Why is Ohio called RVT instead of CVT?

Title preference set by the Ohio Veterinary Medical Licensing Board. The credential itself is functionally equivalent to CVT in other states (same VTNE pass, same scope of practice within state law). Ohio chose Registered Veterinary Technician (RVT) to align with several Midwest peer states. The credential carries the same legal weight as CVT in CVT states or LVT in LVT states for practice purposes within Ohio.

Where in Ohio do RVTs earn the most?

Cincinnati-Middletown MSA pays approximately $44,500 mean annual. Cleveland-Elyria pays approximately $43,000. Columbus pays approximately $43,800, supported by the Ohio State University College of Veterinary Medicine. Akron, Toledo, and Dayton pay closer to the state mean. Rural Ohio counties pay materially less, typically $36,000 to $40,000.

Does Ohio require a state exam?

No. Ohio requires the VTNE only for RVT credentialing through the OH Veterinary Medical Licensing Board. The application process from VTNE pass to issued RVT credential typically takes 4 to 8 weeks.

What is the Ohio State CVM significance?

The Ohio State University College of Veterinary Medicine in Columbus is one of the 32 AVMA-accredited US veterinary colleges and operates a substantial veterinary teaching hospital.

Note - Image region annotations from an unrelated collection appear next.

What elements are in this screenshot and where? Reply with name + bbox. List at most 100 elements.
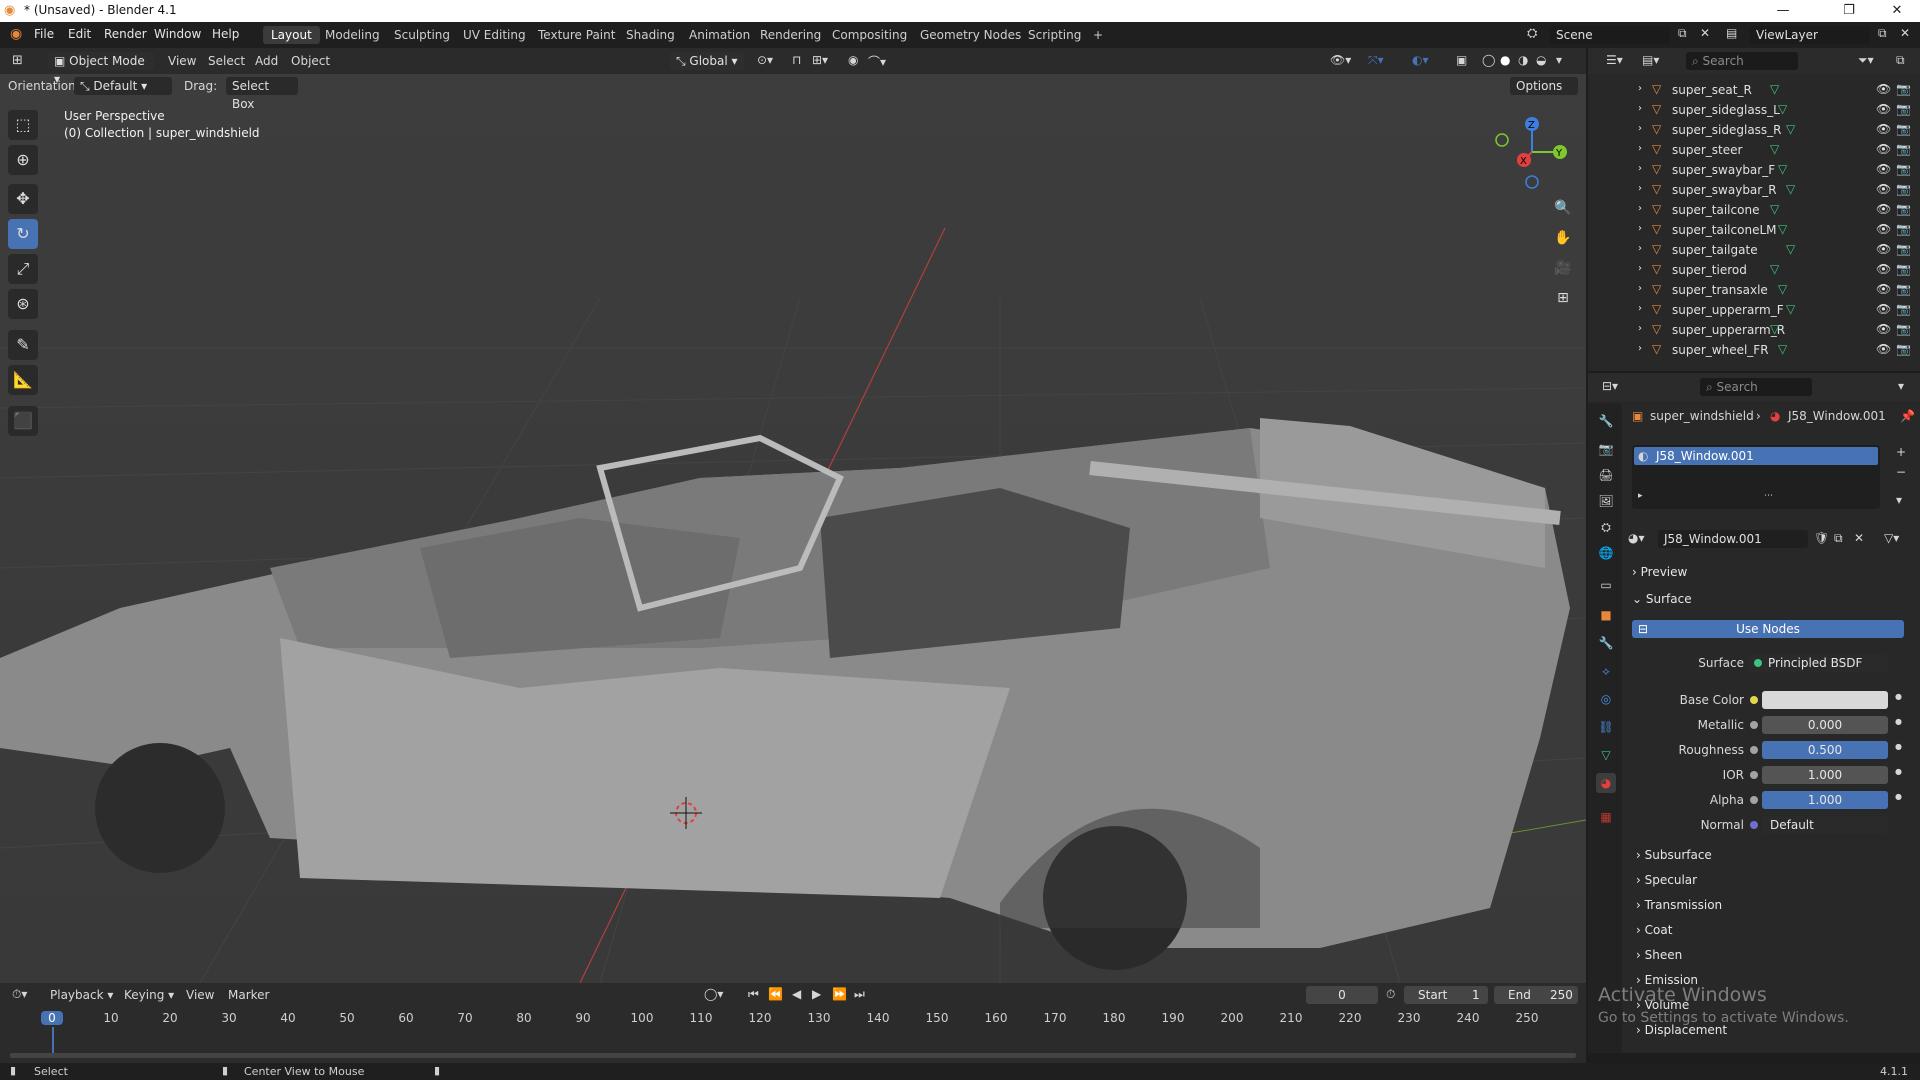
visibility-eye-icon[interactable]: 👁 [1876,122,1891,136]
view-layer-icon[interactable]: ▤ [1726,26,1737,40]
view-layer-selector[interactable]: ViewLayer [1750,26,1870,44]
slot-specials-icon[interactable]: ▾ [1896,493,1902,507]
collection-tab-icon[interactable]: ▭ [1596,575,1616,595]
tab-modeling[interactable]: Modeling [317,26,388,44]
output-tab-icon[interactable]: 🖨 [1596,465,1616,485]
outliner-row[interactable]: › ▽ super_tailcone ▽ 👁 📷 [1588,200,1920,220]
outliner-row[interactable]: › ▽ super_upperarm_F ▽ 👁 📷 [1588,300,1920,320]
visibility-eye-icon[interactable]: 👁 [1876,162,1891,176]
input-field[interactable]: 1.000 [1762,766,1888,784]
overlay-toggle-icon[interactable]: ◐▾ [1412,53,1429,67]
navigation-gizmo[interactable]: Z Y X [1490,110,1570,190]
display-mode-icon[interactable]: ▤▾ [1642,53,1659,67]
expand-chevron-icon[interactable]: › [1638,103,1642,114]
maximize-button[interactable]: ❐ [1826,0,1872,22]
input-field[interactable]: Default [1762,816,1888,834]
unlink-material-icon[interactable]: ✕ [1854,531,1864,545]
expand-chevron-icon[interactable]: › [1638,283,1642,294]
resize-handle-icon[interactable]: ⋯ [1764,491,1773,501]
orientation-dropdown[interactable]: ⤡ Default ▾ [74,77,172,95]
select-box-tool[interactable]: ⬚ [8,110,38,140]
subpanel-header[interactable]: › Specular [1636,869,1916,891]
expand-chevron-icon[interactable]: › [1638,303,1642,314]
jump-end-icon[interactable]: ⏭ [854,987,865,1002]
object-tab-icon[interactable]: ■ [1596,605,1616,625]
expand-chevron-icon[interactable]: › [1638,143,1642,154]
tool-tab-icon[interactable]: 🔧 [1596,411,1616,431]
wireframe-shading-icon[interactable]: ◯ [1482,53,1495,67]
remove-slot-icon[interactable]: − [1896,465,1906,479]
annotate-tool[interactable]: ✎ [8,330,38,360]
render-camera-icon[interactable]: 📷 [1896,262,1911,276]
preview-range-icon[interactable]: ⏱ [1386,987,1395,1002]
render-camera-icon[interactable]: 📷 [1896,322,1911,336]
outliner-row[interactable]: › ▽ super_sideglass_L ▽ 👁 📷 [1588,100,1920,120]
snap-target-icon[interactable]: ⊞▾ [812,53,828,67]
scale-tool[interactable]: ⤢ [8,254,38,284]
breadcrumb-material[interactable]: J58_Window.001 [1788,409,1886,423]
timeline-menu-marker[interactable]: Marker [228,988,269,1002]
menu-edit[interactable]: Edit [68,27,91,41]
transform-tool[interactable]: ⊛ [8,289,38,319]
outliner-row[interactable]: › ▽ super_tailconeLM ▽ 👁 📷 [1588,220,1920,240]
expand-chevron-icon[interactable]: › [1638,263,1642,274]
tab-geometry-nodes[interactable]: Geometry Nodes [912,26,1029,44]
visibility-eye-icon[interactable]: 👁 [1876,302,1891,316]
keyframe-dot-icon[interactable]: ● [1895,742,1902,751]
keyframe-dot-icon[interactable]: ● [1895,717,1902,726]
move-tool[interactable]: ✥ [8,184,38,214]
menu-file[interactable]: File [34,27,54,41]
auto-keying-icon[interactable]: ◯▾ [704,987,723,1001]
render-camera-icon[interactable]: 📷 [1896,82,1911,96]
outliner-row[interactable]: › ▽ super_swaybar_F ▽ 👁 📷 [1588,160,1920,180]
new-scene-icon[interactable]: ⧉ [1678,26,1687,41]
expand-chevron-icon[interactable]: › [1638,163,1642,174]
tab-shading[interactable]: Shading [618,26,683,44]
render-tab-icon[interactable]: 📷 [1596,439,1616,459]
outliner-row[interactable]: › ▽ super_upperarm_R ▽ 👁 📷 [1588,320,1920,340]
timeline-scrollbar[interactable] [10,1053,1576,1058]
visibility-eye-icon[interactable]: 👁 [1876,182,1891,196]
jump-start-icon[interactable]: ⏮ [748,987,759,1002]
scene-icon[interactable]: ⛭ [1527,26,1537,41]
outliner-row[interactable]: › ▽ super_seat_R ▽ 👁 📷 [1588,80,1920,100]
timeline-ruler[interactable]: 0 10 20 30 40 50 60 70 80 90 100 110 120 130 140 150 160… [0,1009,1586,1053]
subpanel-header[interactable]: › Transmission [1636,894,1916,916]
texture-tab-icon[interactable]: ▦ [1596,807,1616,827]
minimize-button[interactable]: — [1760,0,1806,22]
use-nodes-button[interactable]: ⊟ Use Nodes [1632,620,1904,638]
visibility-eye-icon[interactable]: 👁 [1876,102,1891,116]
snap-icon[interactable]: ⊓ [792,53,801,67]
material-shading-icon[interactable]: ◑ [1518,53,1528,67]
render-camera-icon[interactable]: 📷 [1896,342,1911,356]
expand-chevron-icon[interactable]: › [1638,243,1642,254]
material-slot-item[interactable]: ◐ J58_Window.001 [1634,447,1878,465]
render-camera-icon[interactable]: 📷 [1896,302,1911,316]
proportional-edit-icon[interactable]: ◉ [848,53,858,67]
transform-orientation-dropdown[interactable]: ⤡ Global ▾ [670,52,744,70]
viewport-menu-object[interactable]: Object [291,54,330,68]
camera-view-icon[interactable]: 🎥 [1551,256,1575,280]
start-frame-field[interactable]: Start 1 [1404,986,1488,1004]
blender-menu-icon[interactable]: ◉ [10,26,22,42]
expand-chevron-icon[interactable]: › [1638,83,1642,94]
properties-editor-icon[interactable]: ⊟▾ [1602,379,1618,393]
new-collection-icon[interactable]: ⧉ [1896,53,1905,68]
visibility-eye-icon[interactable]: 👁 [1876,322,1891,336]
outliner-row[interactable]: › ▽ super_tierod ▽ 👁 📷 [1588,260,1920,280]
render-camera-icon[interactable]: 📷 [1896,242,1911,256]
modifier-tab-icon[interactable]: 🔧 [1596,633,1616,653]
keyframe-dot-icon[interactable]: ● [1895,767,1902,776]
surface-panel-header[interactable]: ⌄ Surface [1632,588,1912,610]
properties-search-input[interactable]: ⌕ Search [1700,378,1812,396]
subpanel-header[interactable]: › Subsurface [1636,844,1916,866]
add-workspace-button[interactable]: + [1085,26,1111,44]
end-frame-field[interactable]: End 250 [1494,986,1578,1004]
visibility-eye-icon[interactable]: 👁 [1876,202,1891,216]
subpanel-header[interactable]: › Coat [1636,919,1916,941]
solid-shading-icon[interactable]: ● [1500,53,1510,67]
breadcrumb-object[interactable]: super_windshield [1650,409,1754,423]
rotate-tool[interactable]: ↻ [8,219,38,249]
visibility-eye-icon[interactable]: 👁 [1876,242,1891,256]
visibility-eye-icon[interactable]: 👁 [1876,262,1891,276]
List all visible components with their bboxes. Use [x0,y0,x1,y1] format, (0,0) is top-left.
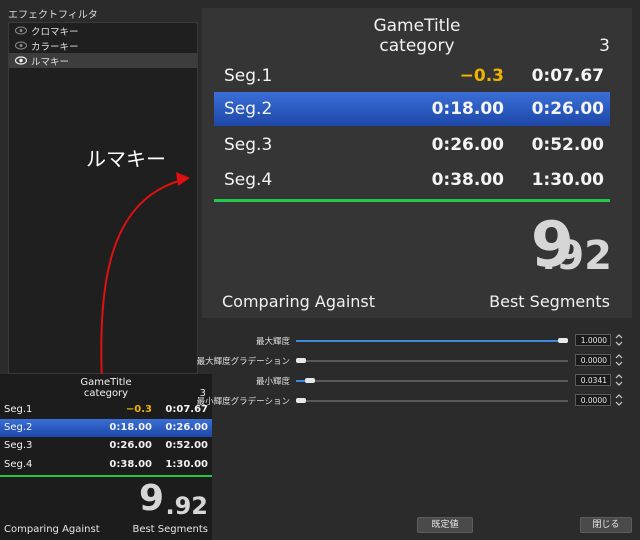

OSU CVM employs a substantial credentialed RVT and VTS-credentialed staff at OSU pay scales with strong state employee benefits including OPERS (Ohio Public Employees Retirement System). The school also produces a significant pipeline of new DVM graduates and is a major destination employer for RVTs interested in academic veterinary medicine.

Does Ohio have strong vet tech career progression?

Yes, supported by the OSU CVM anchor and several major specialty hospital clusters. Cleveland Clinic Veterinary Specialty Hospital, MedVet Cleveland and Columbus, BluePearl Ohio locations, and Pittsburgh Veterinary Specialty and Emergency Center (which pulls from eastern Ohio) provide VTS specialty pursuit case-log opportunities. Cincinnati hosts a strong specialty footprint via MedVet Cincinnati and CARE Center.